More information on Java style can be found on Sun's Code Conventions web page. There is also an open source tool checkstyle that can be used to check the style used.

Course Policy

Attendance

Regular class and lab attendance and participation is expected. Please talk to me if regular class attendance is going to be a problem.

Homework Assignments

There will be a number of assignments made in this class. I expect every student to attempt each assignment and turn in the results. You are encouraged to complete every assignment as this is one of the most effective ways to learn the material.

If you know that for some reason you will not be able to submit the assignment before the deadline, you should contact me in advance of the deadline. Extensions are only granted in exceptional circumstances, but need to be done in advance.

Late submissions of lab assignments will be penalized up to 50% per day after the deadline. No late prelabs will be accepted. You will be allowed 1 late day in each half of the semester and 1 late day that can be used whenever (total of 4). You must include the fact that you are using one of your late days in the README document for an assignment.

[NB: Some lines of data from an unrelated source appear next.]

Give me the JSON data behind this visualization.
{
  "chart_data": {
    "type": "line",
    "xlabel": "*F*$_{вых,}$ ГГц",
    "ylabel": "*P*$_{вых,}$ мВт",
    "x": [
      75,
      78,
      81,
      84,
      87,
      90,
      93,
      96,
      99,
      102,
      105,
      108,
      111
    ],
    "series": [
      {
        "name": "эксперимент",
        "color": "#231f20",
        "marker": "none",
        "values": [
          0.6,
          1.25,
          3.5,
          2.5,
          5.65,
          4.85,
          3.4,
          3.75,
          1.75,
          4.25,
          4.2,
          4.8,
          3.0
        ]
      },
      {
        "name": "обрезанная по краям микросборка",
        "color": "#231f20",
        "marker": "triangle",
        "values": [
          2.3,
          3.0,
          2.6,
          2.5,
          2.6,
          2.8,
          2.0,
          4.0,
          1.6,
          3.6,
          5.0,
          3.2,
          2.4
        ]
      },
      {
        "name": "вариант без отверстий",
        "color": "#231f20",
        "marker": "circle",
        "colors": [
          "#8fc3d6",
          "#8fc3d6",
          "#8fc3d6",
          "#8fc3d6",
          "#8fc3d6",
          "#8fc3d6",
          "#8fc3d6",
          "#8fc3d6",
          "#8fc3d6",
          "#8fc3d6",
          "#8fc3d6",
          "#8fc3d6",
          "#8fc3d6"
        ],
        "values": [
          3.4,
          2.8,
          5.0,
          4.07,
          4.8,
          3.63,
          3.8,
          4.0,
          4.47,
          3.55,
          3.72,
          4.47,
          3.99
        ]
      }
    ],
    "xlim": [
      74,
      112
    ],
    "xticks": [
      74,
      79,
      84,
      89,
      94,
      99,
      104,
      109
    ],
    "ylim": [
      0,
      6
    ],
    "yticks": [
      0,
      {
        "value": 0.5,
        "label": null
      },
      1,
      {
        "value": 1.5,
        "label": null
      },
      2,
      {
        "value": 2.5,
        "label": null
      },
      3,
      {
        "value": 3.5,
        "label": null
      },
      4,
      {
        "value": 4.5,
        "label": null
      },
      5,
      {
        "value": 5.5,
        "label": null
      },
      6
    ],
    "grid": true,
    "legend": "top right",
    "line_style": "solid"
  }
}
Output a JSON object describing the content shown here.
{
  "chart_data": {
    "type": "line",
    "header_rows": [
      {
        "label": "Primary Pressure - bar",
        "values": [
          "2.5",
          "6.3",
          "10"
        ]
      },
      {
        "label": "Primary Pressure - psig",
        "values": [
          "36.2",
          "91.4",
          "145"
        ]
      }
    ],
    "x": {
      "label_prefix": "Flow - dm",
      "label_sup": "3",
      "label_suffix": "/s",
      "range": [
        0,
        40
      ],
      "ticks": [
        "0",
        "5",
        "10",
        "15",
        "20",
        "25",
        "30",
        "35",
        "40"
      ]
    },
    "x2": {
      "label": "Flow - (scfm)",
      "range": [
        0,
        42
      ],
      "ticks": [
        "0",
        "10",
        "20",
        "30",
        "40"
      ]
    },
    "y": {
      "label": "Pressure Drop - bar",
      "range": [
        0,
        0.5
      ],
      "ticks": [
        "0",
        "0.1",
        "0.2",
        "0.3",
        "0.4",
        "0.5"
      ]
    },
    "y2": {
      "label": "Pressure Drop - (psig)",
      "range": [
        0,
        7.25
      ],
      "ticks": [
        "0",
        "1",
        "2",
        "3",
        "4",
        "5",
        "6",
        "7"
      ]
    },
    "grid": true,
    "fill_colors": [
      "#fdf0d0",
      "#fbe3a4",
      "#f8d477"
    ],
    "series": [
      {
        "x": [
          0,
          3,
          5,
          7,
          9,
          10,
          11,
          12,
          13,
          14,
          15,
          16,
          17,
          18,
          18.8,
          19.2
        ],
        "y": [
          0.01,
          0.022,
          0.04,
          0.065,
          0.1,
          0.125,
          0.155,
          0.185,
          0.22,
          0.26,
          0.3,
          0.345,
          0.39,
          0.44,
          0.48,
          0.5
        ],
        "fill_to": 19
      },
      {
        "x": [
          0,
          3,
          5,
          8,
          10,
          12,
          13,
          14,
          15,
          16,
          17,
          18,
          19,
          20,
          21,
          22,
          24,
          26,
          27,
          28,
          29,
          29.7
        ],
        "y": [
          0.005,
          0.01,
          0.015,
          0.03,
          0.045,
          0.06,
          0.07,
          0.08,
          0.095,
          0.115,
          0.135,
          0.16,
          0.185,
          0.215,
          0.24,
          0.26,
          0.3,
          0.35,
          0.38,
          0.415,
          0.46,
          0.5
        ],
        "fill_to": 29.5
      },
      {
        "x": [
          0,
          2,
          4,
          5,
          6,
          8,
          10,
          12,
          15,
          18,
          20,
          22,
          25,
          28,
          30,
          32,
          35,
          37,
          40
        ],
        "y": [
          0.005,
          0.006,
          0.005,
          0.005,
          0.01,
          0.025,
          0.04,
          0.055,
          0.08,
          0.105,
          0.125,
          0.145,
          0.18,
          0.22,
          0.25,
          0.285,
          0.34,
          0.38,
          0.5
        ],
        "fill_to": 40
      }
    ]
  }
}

Accommodations for students with disabilities

If you have a disability that might impact your performance in this course, or requires special accommodation, please contact me as soon as possible so that appropriate arrangements can be made. Support is available through Student Academic Success Programs. You will need to contact them to get your disability documented before accommodations can be made.

Plagiarism and Academic Dishonesty

I have very low tolerance for academic dishonesty, and will vigorously pursue available remedies for any incidents. All work in this class is to be performed according to the Oberlin Honor Code. Specifically I expect that:

1. Quizzes and exams will be closed book, closed notes, and no communication between students. This includes discussing the same to students who are taking a quiz/exam at another time.
2. Discussion of assignments is expected and encouraged, however all work and code on assignments should be your own without outside assistance.
3. Sources should be cited including the textbook and other web sites when you use them in your work.
4. You are not permitted to share your source code with other students, including future ones.
5. You are not permitted to use other students solutions as your own (even those from a prior semester), nor answer keys, nor instructor versions.

Illustrative examples:

1. Confirming that we had and exam is OK, telling another student in the class who has not taken it that it was easy/hard, what topics, etc. is NOT OK.
2. On a project or homework, discussing what needs to be done and how it can be done is OK, having a student (other than a TA) go over your code is NOT OK, discussing what might be wrong and how to tell is OK (and encouraged).
3. Other than your partner on a given assignment, it is NOT OK to give a student a copy of your code or for them to give you a copy of theirs. As a rule of thumb when discussing the assignments, you should not be writing finished solutions out, and you should be able to independently recreate the material on your own.
4. On an assignment, you base your design off of the textbook's example. This is OK if you cite the source in the code. You don't need to have it be part of the Javadoc. E.g.,

   /* based on insertion sort from Weiss 3rd Ed, p. 306 */

All assignments must include the following signed statement:

"I have adhered to the Honor Code in this assignment."

Electronic submissions should include the honor statement in either the README file or header comments and must include your name.